One morning, looking down from a balcony on the courtyard of people, one thing more became obvious, however. The alternative, the “other globalisation” people talked about, was not just possible, a reachable utopia for the future. It already exists — in this, this movement. What surfaced for five days in Florence was this other globalisation, the globalisation from below, the alternative new world which is already taking shape under the surface.
The forum itself was a powerful experiment in self-management, run by thousands of harried but no less effective volunteers, and was a successful experiment in cross-pollinating, in swapping ideas and actions and stories.
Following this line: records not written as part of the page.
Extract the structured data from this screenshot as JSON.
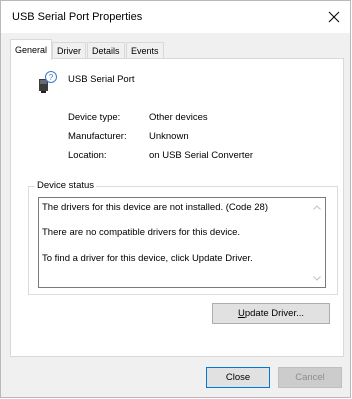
{
  "window": {
    "title": "USB Serial Port Properties"
  },
  "tabs": [
    {
      "label": "General"
    },
    {
      "label": "Driver"
    },
    {
      "label": "Details"
    },
    {
      "label": "Events"
    }
  ],
  "device": {
    "name": "USB Serial Port",
    "icon": "unknown-device-icon"
  },
  "properties": {
    "type_label": "Device type:",
    "type_value": "Other devices",
    "manufacturer_label": "Manufacturer:",
    "manufacturer_value": "Unknown",
    "location_label": "Location:",
    "location_value": "on USB Serial Converter"
  },
  "status": {
    "group_title": "Device status",
    "line1": "The drivers for this device are not installed. (Code 28)",
    "line2": "There are no compatible drivers for this device.",
    "line3": "To find a driver for this device, click Update Driver."
  },
  "buttons": {
    "update_driver_rest": "pdate Driver...",
    "update_driver_mnemonic": "U",
    "close": "Close",
    "cancel": "Cancel"
  },
  "colors": {
    "accent": "#0078d7",
    "dialog_bg": "#f0f0f0"
  }
}
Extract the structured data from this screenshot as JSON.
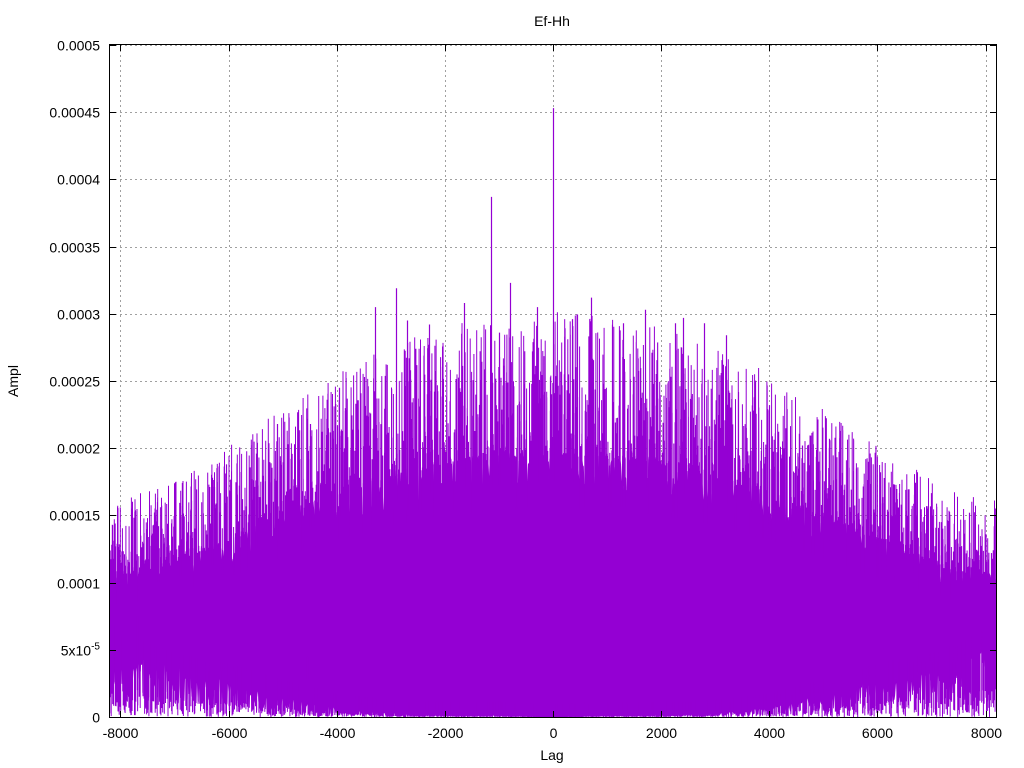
{
  "chart_data": {
    "type": "area",
    "title": "Ef-Hh",
    "xlabel": "Lag",
    "ylabel": "Ampl",
    "xlim": [
      -8192,
      8192
    ],
    "ylim": [
      0,
      0.0005
    ],
    "grid": true,
    "legend": "none",
    "x_ticks": [
      {
        "value": -8000,
        "label": "-8000"
      },
      {
        "value": -6000,
        "label": "-6000"
      },
      {
        "value": -4000,
        "label": "-4000"
      },
      {
        "value": -2000,
        "label": "-2000"
      },
      {
        "value": 0,
        "label": "0"
      },
      {
        "value": 2000,
        "label": "2000"
      },
      {
        "value": 4000,
        "label": "4000"
      },
      {
        "value": 6000,
        "label": "6000"
      },
      {
        "value": 8000,
        "label": "8000"
      }
    ],
    "y_ticks": [
      {
        "value": 0,
        "label": "0"
      },
      {
        "value": 5e-05,
        "label": "5x10",
        "sup": "-5"
      },
      {
        "value": 0.0001,
        "label": "0.0001"
      },
      {
        "value": 0.00015,
        "label": "0.00015"
      },
      {
        "value": 0.0002,
        "label": "0.0002"
      },
      {
        "value": 0.00025,
        "label": "0.00025"
      },
      {
        "value": 0.0003,
        "label": "0.0003"
      },
      {
        "value": 0.00035,
        "label": "0.00035"
      },
      {
        "value": 0.0004,
        "label": "0.0004"
      },
      {
        "value": 0.00045,
        "label": "0.00045"
      },
      {
        "value": 0.0005,
        "label": "0.0005"
      }
    ],
    "series": [
      {
        "color": "#9400d3",
        "envelope": {
          "x": [
            -8192,
            -7500,
            -7000,
            -6000,
            -5000,
            -4000,
            -3000,
            -2000,
            -1000,
            0,
            1000,
            2000,
            3000,
            4000,
            5000,
            6000,
            7000,
            7500,
            8192
          ],
          "typical_max": [
            0.000105,
            0.000108,
            0.000115,
            0.00013,
            0.000148,
            0.000165,
            0.000178,
            0.000188,
            0.000192,
            0.000195,
            0.000192,
            0.000188,
            0.000178,
            0.000165,
            0.000148,
            0.00013,
            0.000115,
            0.000108,
            0.000105
          ],
          "typical_min": [
            4e-05,
            3e-05,
            2.5e-05,
            2e-05,
            1.2e-05,
            5e-06,
            2e-06,
            1e-06,
            1e-06,
            0.0,
            1e-06,
            1e-06,
            2e-06,
            5e-06,
            1.2e-05,
            2e-05,
            2.5e-05,
            3e-05,
            4e-05
          ]
        },
        "peaks": [
          {
            "x": -8100,
            "y": 0.000127
          },
          {
            "x": -7300,
            "y": 0.000142
          },
          {
            "x": -6900,
            "y": 0.000157
          },
          {
            "x": -6300,
            "y": 0.000178
          },
          {
            "x": -6050,
            "y": 0.000188
          },
          {
            "x": -5500,
            "y": 0.000196
          },
          {
            "x": -5100,
            "y": 0.000218
          },
          {
            "x": -4500,
            "y": 0.000218
          },
          {
            "x": -4000,
            "y": 0.000217
          },
          {
            "x": -3960,
            "y": 0.000245
          },
          {
            "x": -3500,
            "y": 0.000253
          },
          {
            "x": -3300,
            "y": 0.000305
          },
          {
            "x": -2900,
            "y": 0.000319
          },
          {
            "x": -2700,
            "y": 0.000295
          },
          {
            "x": -2300,
            "y": 0.000292
          },
          {
            "x": -1650,
            "y": 0.000308
          },
          {
            "x": -1150,
            "y": 0.000387
          },
          {
            "x": -1000,
            "y": 0.000286
          },
          {
            "x": -800,
            "y": 0.000323
          },
          {
            "x": -300,
            "y": 0.000305
          },
          {
            "x": 0,
            "y": 0.000453
          },
          {
            "x": 350,
            "y": 0.000296
          },
          {
            "x": 700,
            "y": 0.000312
          },
          {
            "x": 1300,
            "y": 0.000293
          },
          {
            "x": 1700,
            "y": 0.000303
          },
          {
            "x": 2250,
            "y": 0.000293
          },
          {
            "x": 2400,
            "y": 0.000297
          },
          {
            "x": 2800,
            "y": 0.000293
          },
          {
            "x": 3200,
            "y": 0.000284
          },
          {
            "x": 3700,
            "y": 0.000228
          },
          {
            "x": 4000,
            "y": 0.000232
          },
          {
            "x": 4600,
            "y": 0.000202
          },
          {
            "x": 5100,
            "y": 0.000207
          },
          {
            "x": 5600,
            "y": 0.000185
          },
          {
            "x": 6300,
            "y": 0.000173
          },
          {
            "x": 7000,
            "y": 0.00015
          },
          {
            "x": 7700,
            "y": 0.000152
          },
          {
            "x": 8100,
            "y": 0.000122
          }
        ],
        "dips": [
          {
            "x": -7700,
            "y": 2e-05
          },
          {
            "x": -4550,
            "y": 4.5e-05
          },
          {
            "x": -1000,
            "y": 0.0
          },
          {
            "x": 0,
            "y": 0.0
          },
          {
            "x": 2000,
            "y": 0.0
          },
          {
            "x": 6100,
            "y": 4e-05
          },
          {
            "x": 7200,
            "y": 3e-05
          }
        ]
      }
    ]
  }
}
European social movements certainly stand at an advantage in globalising themselves. There are already deep cultural connections between countries, made deeper by the last decades of the political and economic contruction of the European Union. Even on a practical level there is certainly no lack of opportunities for common pan-European action. The Assembly of European Social Movements, on November 10, quite easily came up with a full Europe-wide program: protests against a NATO summit in Prague in late November, in Copenhagen against the EU summit in December, in Evian, France, against the hated G8 next July.
But Europe is not exceptional, it just runs ahead.
In an attempt to escape their crisis, the world’s rulers unveiled a grand project: a globalised market under their control. But in so doing, they provided the world’s people with new horizons of struggle and opened the door to an entirely different and new and unexpected process of globalisation.
In Florence, it was clear that that possibility is becoming an actuality.